Comparison of group 4 and thorium M(IV) substituted cyclopentadienyl silanide complexes.

We report the synthesis and characterisation of a series of M(IV) substituted cyclopentadienyl hypersilanide complexes of the general formula [M(Cp R ) 2 {Si(SiMe 3 ) 3 }(X)] (M = Hf, Th; Cp R = Cp', {C 5 H 4 (SiMe 3 )} or Cp'', {C 5 H 3 (SiMe 3 ) 2 -1,3}; X = Cl, C 3 H 5 ). The separate salt metathesis reactions of [M(Cp R ) 2 (Cl) 2 ] (M = Zr or Hf, Cp R = Cp'; M = Hf or Th, Cp R = Cp'') with equimolar K{Si(SiMe 3 ) 3 } gave the respective mono-silanide complexes [M(Cp') 2 {Si(SiMe 3 ) 3 }(Cl)] (M = Zr, 1; Hf, 2), [Hf(Cp'')(Cp'){Si(SiMe 3 ) 3 }(Cl)] (3) and [Th(Cp'') 2 {Si(SiMe 3 ) 3 }(Cl)] (4), with only a trace amount of 3 presumably formed via silatropic and sigmatropic shifts; the synthesis of 1 from [Zr(Cp') 2 (Cl) 2 ] and Li{Si(SiMe 3 ) 3 } has been reported previously.
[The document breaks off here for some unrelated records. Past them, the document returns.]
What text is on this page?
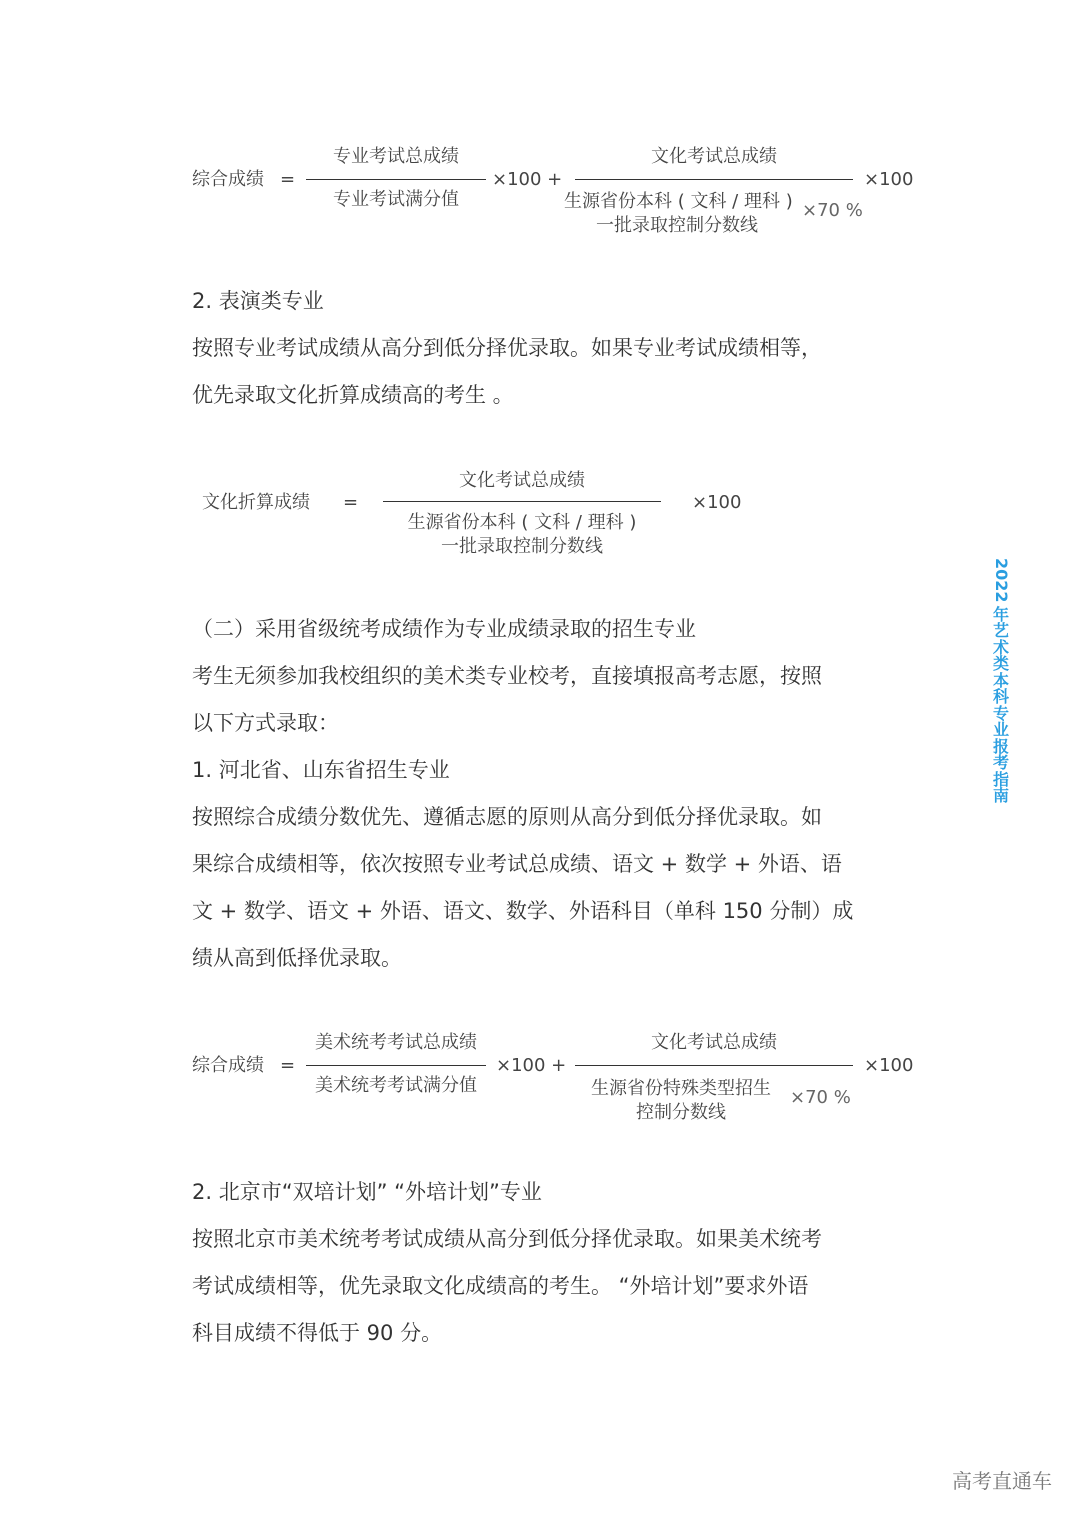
综合成绩 =
专业考试总成绩
专业考试满分值
×100 +
文化考试总成绩
生源省份本科 ( 文科 / 理科 ) ×70 %
一批录取控制分数线
×100
2. 表演类专业
按照专业考试成绩从高分到低分择优录取。如果专业考试成绩相等，
优先录取文化折算成绩高的考生 。
文化折算成绩 =
文化考试总成绩
生源省份本科 ( 文科 / 理科 )
一批录取控制分数线
×100
（二）采用省级统考成绩作为专业成绩录取的招生专业
考生无须参加我校组织的美术类专业校考，直接填报高考志愿，按照
以下方式录取：
1. 河北省、山东省招生专业
按照综合成绩分数优先、遵循志愿的原则从高分到低分择优录取。如
果综合成绩相等，依次按照专业考试总成绩、语文 + 数学 + 外语、语
文 + 数学、语文 + 外语、语文、数学、外语科目（单科 150 分制）成
绩从高到低择优录取。
综合成绩 =
美术统考考试总成绩
美术统考考试满分值
×100 +
文化考试总成绩
生源省份特殊类型招生	×70 %
控制分数线
×100
2. 北京市“双培计划” “外培计划”专业
按照北京市美术统考考试成绩从高分到低分择优录取。如果美术统考
考试成绩相等，优先录取文化成绩高的考生。 “外培计划”要求外语
科目成绩不得低于 90 分。
2022
年艺术类本科专业报考指南
高考直通车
The salt elimination reaction of 2 with one equivalent of allylmagnesium chloride gave [Hf(Cp') 2 {Si(SiMe 3 ) 3 }(η 3 -C 3 H 5 )] (5), whilst the corresponding reaction of 2 with equimolar benzyl potassium yielded [Hf(Cp') 2 (CH 2 Ph) 2 ] (6) together with a mixture of other products, with elimination of both KCl and K{Si(SiMe 3 ) 3 }. Attempts to prepare isolated [M(Cp R ) 2 {Si(SiMe 3 ) 3 }] + cations from 4 or 5 by standard abstraction methodologies were unsuccessful. The reduction of 4 with KC 8 gave the known Th(III) complex, [Th(Cp'') 3 ]. Complexes 2-6 were characterised by single crystal XRD, whilst 2, 4 and 5 were additionally characterised by 1 H, 13 C{ 1 H} and 29 Si{ 1 H} NMR spectroscopy, ATR-IR spectroscopy and elemental analysis. In order to probe differences in M(IV)-Si bonds for d- and f-block metals we studied the electronic structures of 1-5 by density functional theory calculations, showing M-Si bonds of similar covalency for Zr(IV) and Hf(IV), and less covalent M-Si bonds for Th(IV).